Ezekiel 28 contains a prophecy against Sidon, located on the coast of Lebanon about 30 miles north of Israel. This prophecy is relevant to the end times because verse 25 puts it in the context of God gathering the Jews from the nations. Referring to Sidon, God says, “I will send a plague upon you and make blood flow in your streets. The slain will fall within you, with the sword against you on every side. Then you will know that I am the Lord” (Ezek. 28:23). Sidon will be destroyed in the war, although Ezekiel 28 doesn’t say the Israelis will settle there.

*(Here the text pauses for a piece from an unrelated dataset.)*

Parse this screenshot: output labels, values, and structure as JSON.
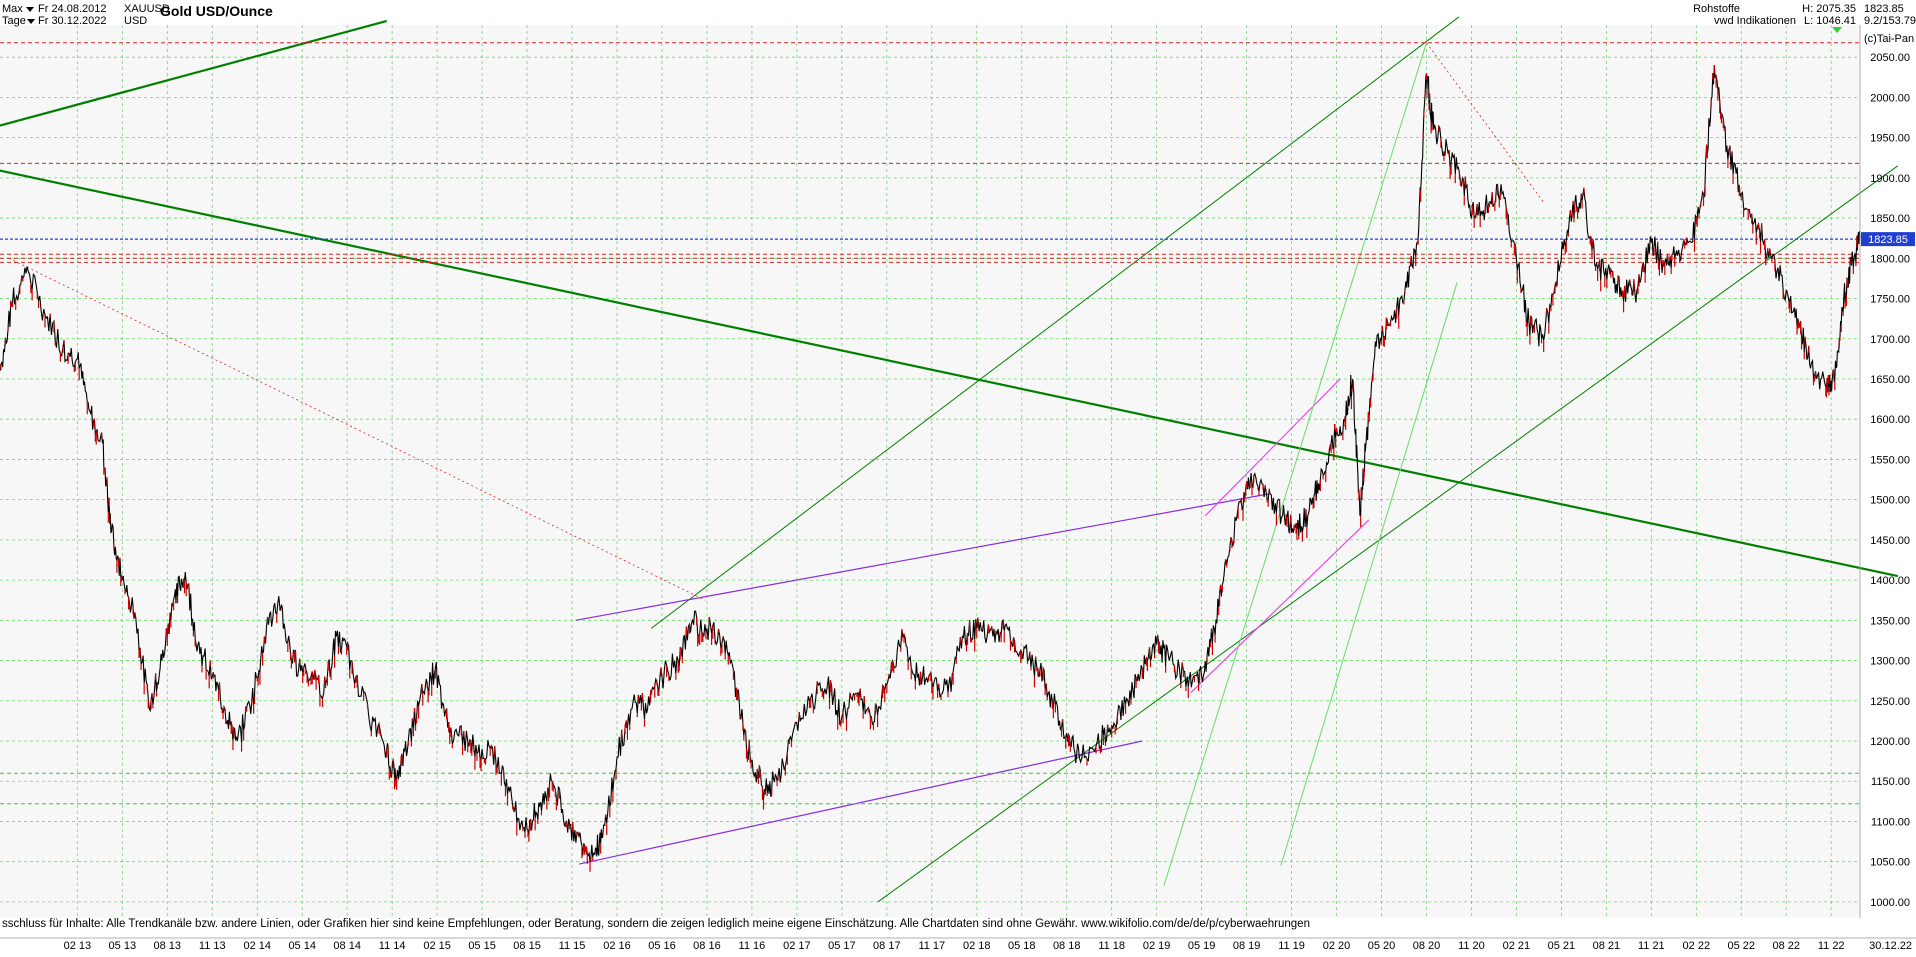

For years the PLO had major bases in southern Lebanon and continued to threaten Israel. Israel launched attacks into the area to drive the PLO away from the border. Operation “Peace for Galilee” in 1981 was one of the largest assaults. Israel occupied South Lebanon as a “security zone” to keep terrorists and paramilitary forces away from northern Israel. The Hezbollah and Islamic Jihad replaced the PLO as the threat from South Lebanon and the Israeli army continued to defend the northern Israel communities. Israel believed it had to stay in South Lebanon because the Lebanese government couldn’t control terrorism directed from there against Israel. It is possible Israel will again invade the area to eliminate the threat and Sidon may be the site of a devastating battle during that invasion.
The “beginning of birth pains” referred to in the Bible will include deception, violence, wars, food shortages, natural disasters and Middle East war.